November 8, 2016 at 3:21 PM
Kato
Yep… that seems disgusting.
November 8, 2016 at 3:42 PM
Sassybear
Beets make me nauseous. Tasting them. Seeing them. Smelling them.
November 8, 2016 at 5:23 PM
Old Lurker
As a squeamish vegetarian I avoid most foods. Probably I won’t eat meat that looks as if it was once an animal, which I am told is a Western peculiarity.
The only time I had persimmons they were overripe, I think. I found them disgusting.
November 8, 2016 at 6:13 PM
jefferyrn
Very unappetizing indeed. Since I am trying to lose weight though any thing fried sounds wonderful.
November 8, 2016 at 6:21 PM
truthspew
I once did a contract doing grocery scoring. Thing like raw polar bear meat and ground squirrel were evaluated.

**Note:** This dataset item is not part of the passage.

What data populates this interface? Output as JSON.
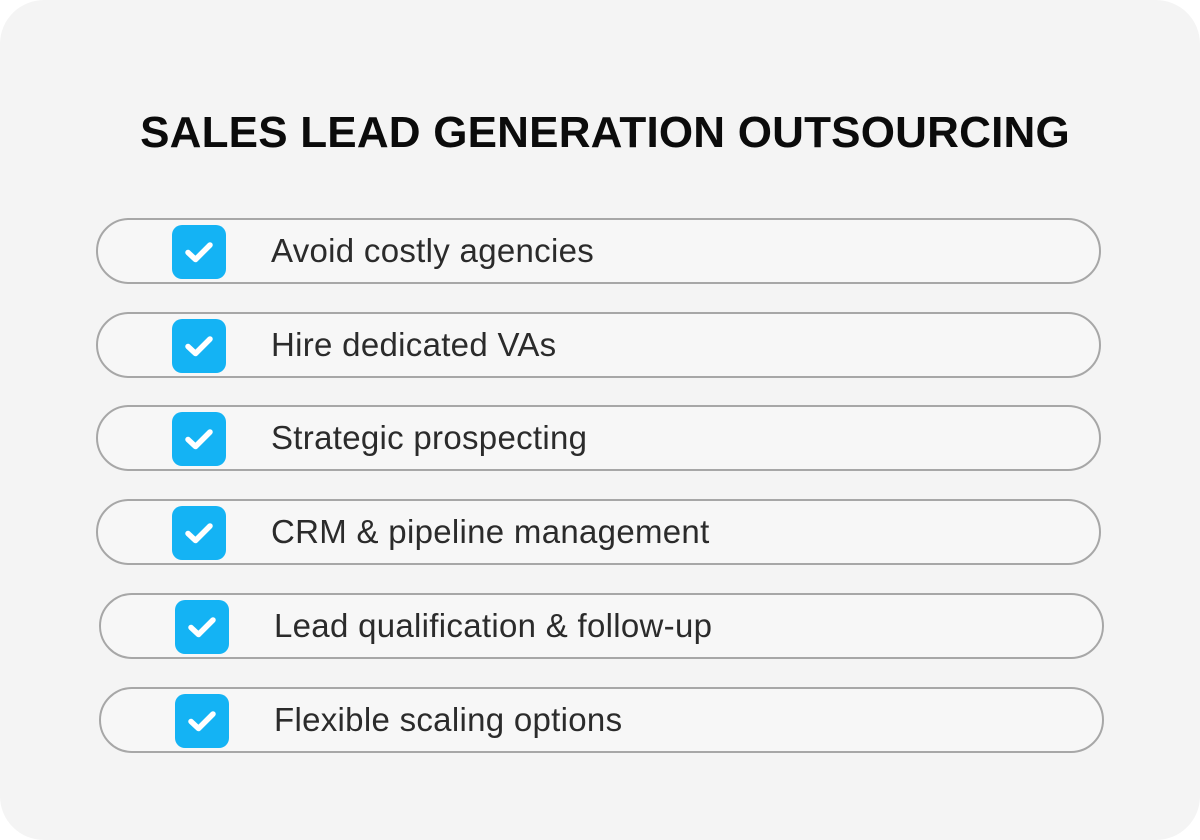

I suppose I wouldn’t mind trying either so long as it was seasoned correctly.
Now the one vegetable I cannot abide, okra. Gads, slimy inside. Ick!
Now Mayo I can take or leave. Some things require it, on others like a hamburger it’s forbidden.
November 9, 2016 at 12:04 AM
Kato
Sleep in dear Spo. And friends of Spo. Delay the pain.
November 9, 2016 at 12:07 AM
Kato
November 9, 2016 at 4:13 AM
David
Talk about disgusting, there will be a line around the block to get into your office today. Any suggestions to make us forget this nightmare?
November 9, 2016 at 12:47 PM
Old Lurker
Unfortunately, some of us have been eating a lot of crow, disgusting or not.
I hope you are doing okay. Given how ruffled the election was getting you I am a bit worried.
December 10, 2016 at 5:16 AM
Ron
Interesting subject, food. I dislike intensely all seafood. And I mean ALL. From slimy fish to the crusctations like shrimp and lobster. The “fishy” smell reminds me of, uh “womanly” parts. Macaroni and cheese likewise makes me gag. And rhubarb pie (which I only ate once in my life) caused me to be violently ill with stomach cramps. Unfortunately that dadtrous episode occurred when I was a guest in a friend’s home and his mother kept insisting “here, have another” of her vile sugar encrusted rhubarb pie. On the other hand I have eaten squirrel brains (sucked those brains out through the skeletal eye sockets of the now dead squirrel resting comfortably in my Mother’s squirrel and dumpling stew (my father was an inveterate small game hunter). Being young (6-7 years old) I probably didn’t know I was supposed to be repelled by eating a bushy tailed rodent. However. I still like scrapple which is made by chopping up all the pig parts left over from slaughter (yep, including the pig’s butt hole as well as the pig brains, ears, tail and all the pig guts) and mixing up this “stew” with cornmeal and spices and frying this abomination in grease. These days I imbibe on tamer fate like hummus, pits chips and veggie delights. However I do not like tofu nor soy sauce nor duck (too greasy). Of. Purse my all time favorite dish is (are you sitting down?) ……………….Eggplant Parmesan! Properly done of course, none of that greasy rubbish that is often palmed off as eggplant parm. Bon appetite!